Tarım alanları olmayan ülkelerin en önemli sorunu, kendi halkının gıda ihtiyacını dışalımlarla karşılamak zorunda kalmalarıdır. Bu tür bir ülke bir de ekonomik güçten yoksun ise, bazı Afrika ülkeleri gibi açlıkla boğuşmaya mahkûmdur.
Üzülerek söylemek gerekirse, bu tehlike bizim de kapımızı çalmaya başlamıştır. Tarıma elverişli toprağı sınırlı olan ülkeler değişik yöntemlerle tarım alanları oluştururken, biz Tanrı’nın bahsettiği alüvyon ovalarını kirli sanayi tesislerine açtık.
Çok değil 15-20 yıl önce gıda üretimi anlamında kendine yeten yedi ülkeden birisi olan ülkemiz, bugün buğday, pirinç, mısır ve canlı hayvan gibi temel gıda maddeleri yanında, hayvan besini olan samanı dahi dışalımla karşılar duruma düşmüştür.
Bu konuda söyleyeceğim son sözlerimi yazımın sonuna bırakarak, ülkemizin tarım alanında yaptığı yanlışları ve karşı karşıya kaldığımız tabloyu, Emekli olup dinlenmeyi düşünürken, bir manada seferberlik başlatıp topraklarımızın tedavi edilmesi için kolları sıvayan ve bir şirket kuran İbrahim Doğuş’tan dinleyelim.
Olayın boyutlarını, “İHANETİ GÖRDÜM” Başlıklı bir inceleme yazısında anlatan İbrahim Doğuş’un bu yazısını özet alıntılar ile sizlerle paylaşmak istiyorum.
******************************************
İhaneti gördüm.
“Bu yazımda size ihanetin, gerçekte ise cinayetin bir başka yüzünü anlatacağım;
Anadolu toprakları sistemli bir şekilde kısırlaştırılmış, artık bizleri doyuramayacak hale getirilmiştir. Nasıl mı?
Bir toprağın tarım toprağı sayılabilmesi için içinde bulunan organik madde oranının %3’ün üzerinde olması gerekiyor. Organik madde oranı %3’ün altında olan toprak ölü toprak olarak kabul ediliyor. Türkiye’nin tarım topraklarının en büyük kısmı organik madde oranı açısından %3’ün altındadır. Organik madde oranı az olan topraklar %43,13, kapladığı alan 14 366 661 Hektardır. İyi ve yüksek organik madde ihtiva eden toprakların toplama oranı ise, %12,13’dür. Topraklarımızın organik madde oranı, yüksek verim almayı engelleyecek düzeydedir.” (www.izotar.com)

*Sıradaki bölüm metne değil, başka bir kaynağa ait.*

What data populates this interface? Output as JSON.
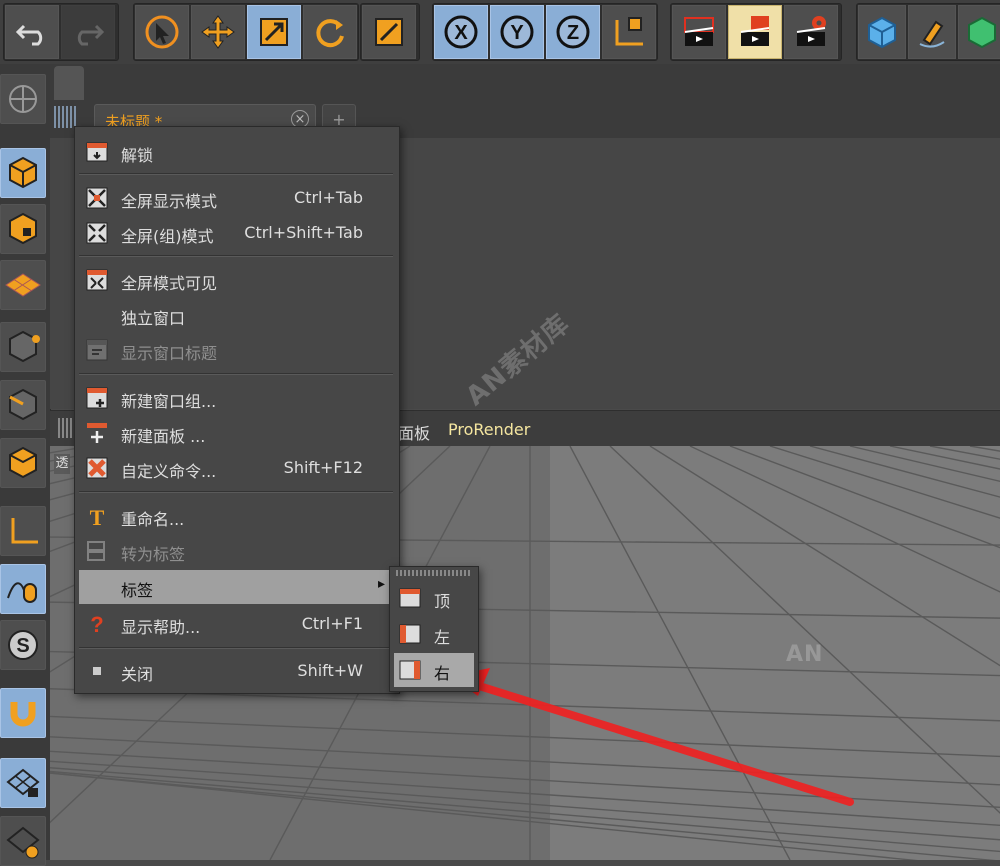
{
  "app": {
    "document_tab": "未标题 *",
    "document_tab_close": "⊗",
    "new_tab": "+"
  },
  "viewport_menu": {
    "items": [
      "面板",
      "ProRender"
    ],
    "colors": {
      "panel": "#dcdcdc",
      "prorender": "#f5e6a0"
    },
    "edge_label": "透"
  },
  "toolbar_icons": [
    "undo-icon",
    "redo-icon",
    "select-icon",
    "move-icon",
    "scale-icon",
    "rotate-icon",
    "coord-icon",
    "x-axis-icon",
    "y-axis-icon",
    "z-axis-icon",
    "world-coordinate-icon",
    "render-view-icon",
    "render-to-picture-viewer-icon",
    "render-settings-icon",
    "cube-icon",
    "pen-icon",
    "green-cube-icon"
  ],
  "left_toolbar_icons": [
    "mode-model-icon",
    "object-mode-icon",
    "texture-mode-icon",
    "workplane-icon",
    "points-icon",
    "edges-icon",
    "polygons-icon",
    "axis-icon",
    "tweak-icon",
    "snap-icon",
    "magnet-icon",
    "lock-grid-icon",
    "workplane-lock-icon"
  ],
  "context_menu": {
    "groups": [
      [
        {
          "label": "解锁",
          "shortcut": "",
          "icon": "unlock-icon",
          "disabled": false
        }
      ],
      [
        {
          "label": "全屏显示模式",
          "shortcut": "Ctrl+Tab",
          "icon": "fullscreen-icon",
          "disabled": false
        },
        {
          "label": "全屏(组)模式",
          "shortcut": "Ctrl+Shift+Tab",
          "icon": "fullscreen-group-icon",
          "disabled": false
        }
      ],
      [
        {
          "label": "全屏模式可见",
          "shortcut": "",
          "icon": "fullscreen-visible-icon",
          "disabled": false
        },
        {
          "label": "独立窗口",
          "shortcut": "",
          "icon": "",
          "disabled": false
        },
        {
          "label": "显示窗口标题",
          "shortcut": "",
          "icon": "window-title-icon",
          "disabled": true
        }
      ],
      [
        {
          "label": "新建窗口组...",
          "shortcut": "",
          "icon": "new-window-group-icon",
          "disabled": false
        },
        {
          "label": "新建面板 ...",
          "shortcut": "",
          "icon": "new-panel-icon",
          "disabled": false
        },
        {
          "label": "自定义命令...",
          "shortcut": "Shift+F12",
          "icon": "custom-commands-icon",
          "disabled": false
        }
      ],
      [
        {
          "label": "重命名...",
          "shortcut": "",
          "icon": "rename-icon",
          "disabled": false
        },
        {
          "label": "转为标签",
          "shortcut": "",
          "icon": "convert-to-tab-icon",
          "disabled": true
        },
        {
          "label": "标签",
          "shortcut": "",
          "icon": "",
          "disabled": false,
          "selected": true,
          "submenu": true
        },
        {
          "label": "显示帮助...",
          "shortcut": "Ctrl+F1",
          "icon": "help-icon",
          "disabled": false
        }
      ],
      [
        {
          "label": "关闭",
          "shortcut": "Shift+W",
          "icon": "close-panel-icon",
          "disabled": false
        }
      ]
    ],
    "submenu_arrow": "▸"
  },
  "tabs_submenu": {
    "items": [
      {
        "label": "顶",
        "icon": "tab-top-icon"
      },
      {
        "label": "左",
        "icon": "tab-left-icon"
      },
      {
        "label": "右",
        "icon": "tab-right-icon",
        "selected": true
      }
    ]
  },
  "watermarks": [
    "AN",
    "AN素材库"
  ],
  "accent_colors": {
    "orange": "#f0a020",
    "selection_blue": "#8aaed6",
    "arrow_red": "#ee2222"
  }
}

Peki, bu duruma nasıl geldik?
Erozyon ve yanlış sulama toprak kaybımızda etkili faktörler olsa da, ana sorun suni gübre ve kimyasallardır.
1999 Yılında Amerikalı bir öğretim görevlisi “ilk ürettiğimiz kimyasal gübreleri 3. Dünya ülkeleri ve Türkiye gibi ülkelerde deniyoruz” demişti. Yani, koşa koşa sandığa gidip oy verdiğimiz şahıslar, ABD vatandaşları zarar görmesin diye bizlerin kobay olarak kullanılmasına izin vermiştir.
Araştırmalar sonucunda suni gübre içinde deniz kumu ve mermer tozu olduğunu öğrendik. Verimli toprakları betonlaştırmanın adı gübrelemek olmuş…
Yarı bataklık olan Hollanda, dünyaya tarım ürünü ihraç ediyor. Hollanda’nın büyük çoğunluğu deniz suyu seviyesi altındadır. Topraklarının %40’ı denizleri doldurarak elde edilmiştir. Toplam yüzölçümü 41,526 km2’dir. Nüfusu 15.346.000’dur. Böyle bir ülke tarımda dünyada söz sahibi olurken, 762.000 kilometrekarelik Türkiye gibi dört mevsimi olan bir ülkenin toprak durumunu ne ile izah edebiliriz?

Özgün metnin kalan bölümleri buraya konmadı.